At the centre of the production are just two performers. With so little on stage, the entire show rests on their ability to sustain tension and carry the narrative. Fortunately, the pairing works beautifully. One brings the haunted weight of Kipps’ memories, while the other injects energy and theatrical flourish as the actor helping him tell the story. The two move fluidly between narration and character, humour and dread, allowing the audience to become fully immersed in the unfolding tale.

 

What is particularly striking is the patience of the production. The tension builds slowly and deliberately. Early scenes feel almost playful as the mechanics of storytelling are introduced, but gradually the tone darkens and the atmosphere thickens. By the time the truly unsettling moments arrive, the entire theatre seems to lean forward at once, caught in that rare collective silence that only live theatre can produce.

 

The stripped back staging occasionally asks the audience to do a little imaginative work, but that is part of the production’s enduring charm.

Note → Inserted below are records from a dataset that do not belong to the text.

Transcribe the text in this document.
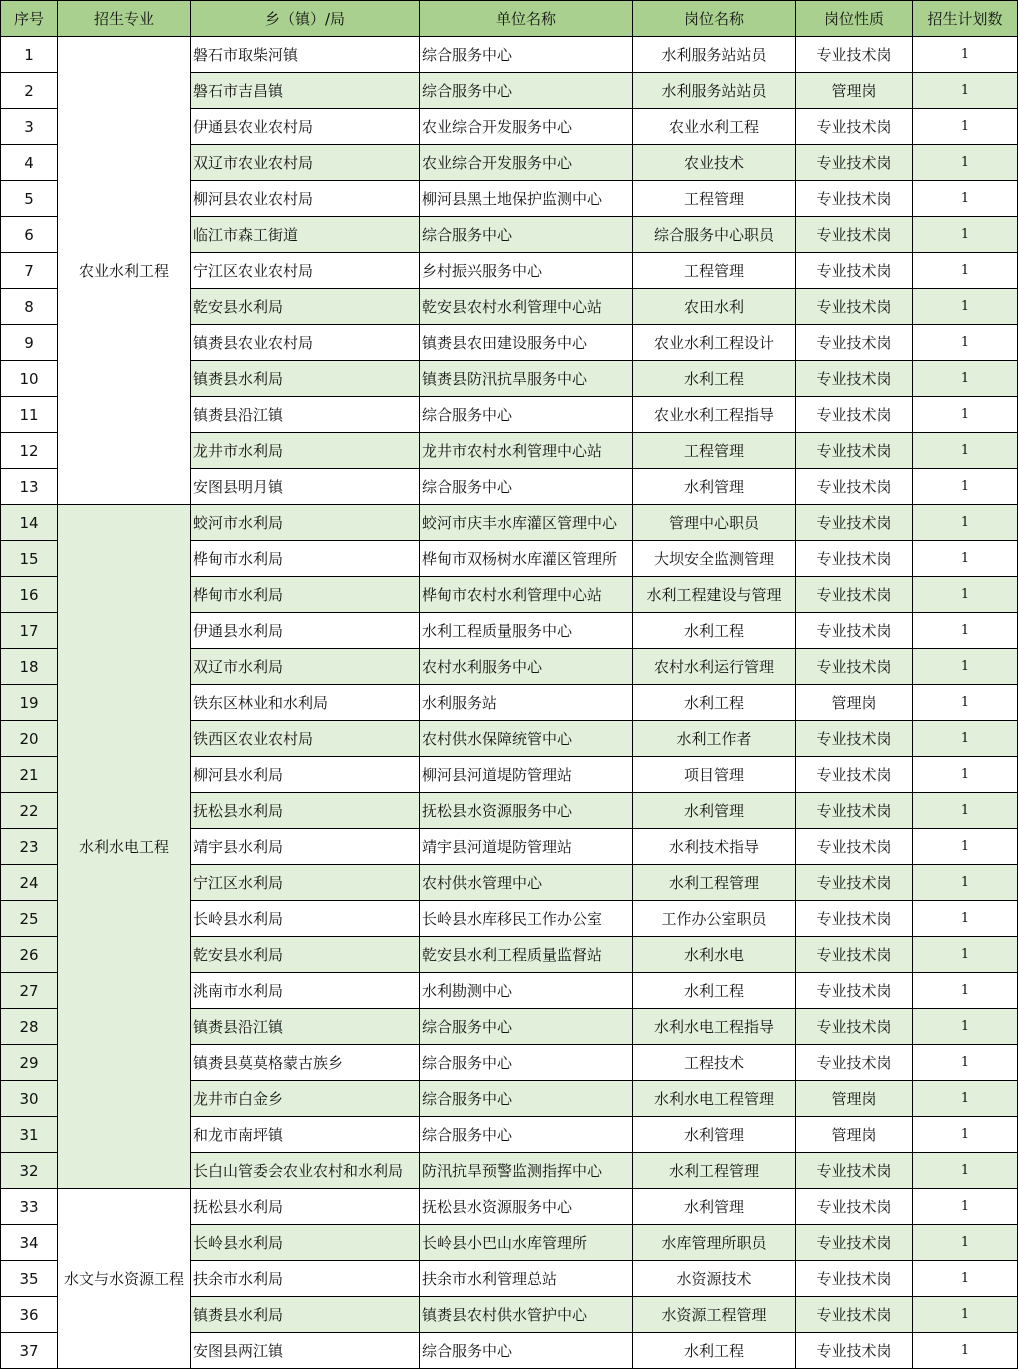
序号	招生专业	乡（镇）/局	单位名称	岗位名称	岗位性质	招生计划数
1	农业水利工程	磐石市取柴河镇	综合服务中心	水利服务站站员	专业技术岗	1
2		磐石市吉昌镇	综合服务中心	水利服务站站员	管理岗	1
3		伊通县农业农村局	农业综合开发服务中心	农业水利工程	专业技术岗	1
4		双辽市农业农村局	农业综合开发服务中心	农业技术	专业技术岗	1
5		柳河县农业农村局	柳河县黑土地保护监测中心	工程管理	专业技术岗	1
6		临江市森工街道	综合服务中心	综合服务中心职员	专业技术岗	1
7		宁江区农业农村局	乡村振兴服务中心	工程管理	专业技术岗	1
8		乾安县水利局	乾安县农村水利管理中心站	农田水利	专业技术岗	1
9		镇赉县农业农村局	镇赉县农田建设服务中心	农业水利工程设计	专业技术岗	1
10		镇赉县水利局	镇赉县防汛抗旱服务中心	水利工程	专业技术岗	1
11		镇赉县沿江镇	综合服务中心	农业水利工程指导	专业技术岗	1
12		龙井市水利局	龙井市农村水利管理中心站	工程管理	专业技术岗	1
13		安图县明月镇	综合服务中心	水利管理	专业技术岗	1
14	水利水电工程	蛟河市水利局	蛟河市庆丰水库灌区管理中心	管理中心职员	专业技术岗	1
15		桦甸市水利局	桦甸市双杨树水库灌区管理所	大坝安全监测管理	专业技术岗	1
16		桦甸市水利局	桦甸市农村水利管理中心站	水利工程建设与管理	专业技术岗	1
17		伊通县水利局	水利工程质量服务中心	水利工程	专业技术岗	1
18		双辽市水利局	农村水利服务中心	农村水利运行管理	专业技术岗	1
19		铁东区林业和水利局	水利服务站	水利工程	管理岗	1
20		铁西区农业农村局	农村供水保障统管中心	水利工作者	专业技术岗	1
21		柳河县水利局	柳河县河道堤防管理站	项目管理	专业技术岗	1
22		抚松县水利局	抚松县水资源服务中心	水利管理	专业技术岗	1
23		靖宇县水利局	靖宇县河道堤防管理站	水利技术指导	专业技术岗	1
24		宁江区水利局	农村供水管理中心	水利工程管理	专业技术岗	1
25		长岭县水利局	长岭县水库移民工作办公室	工作办公室职员	专业技术岗	1
26		乾安县水利局	乾安县水利工程质量监督站	水利水电	专业技术岗	1
27		洮南市水利局	水利勘测中心	水利工程	专业技术岗	1
28		镇赉县沿江镇	综合服务中心	水利水电工程指导	专业技术岗	1
29		镇赉县莫莫格蒙古族乡	综合服务中心	工程技术	专业技术岗	1
30		龙井市白金乡	综合服务中心	水利水电工程管理	管理岗	1
31		和龙市南坪镇	综合服务中心	水利管理	管理岗	1
32		长白山管委会农业农村和水利局	防汛抗旱预警监测指挥中心	水利工程管理	专业技术岗	1
33	水文与水资源工程	抚松县水利局	抚松县水资源服务中心	水利管理	专业技术岗	1
34		长岭县水利局	长岭县小巴山水库管理所	水库管理所职员	专业技术岗	1
35		扶余市水利局	扶余市水利管理总站	水资源技术	专业技术岗	1
36		镇赉县水利局	镇赉县农村供水管护中心	水资源工程管理	专业技术岗	1
37		安图县两江镇	综合服务中心	水利工程	专业技术岗	1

Rather than relying on spectacle, The Woman in Black depends on classic theatrical craft: careful pacing, shadow, suggestion and the perfectly timed shock.

 

More than thirty years after it first appeared on stage, the play still demonstrates why it became one of the longest running productions in West End history. The Nottingham audience was clearly captivated, responding audibly to every flicker of tension and every sudden jolt of fear.

 

In the end, The Woman in Black is a reminder that theatre can be most powerful when it trusts the audience. With little more than two actors, a darkened stage and a well told story, it conjures an atmosphere that lingers long after the curtain falls. You may leave the Theatre Royal smiling at the cleverness of it all, but there is every chance you will glance over your shoulder on the walk home.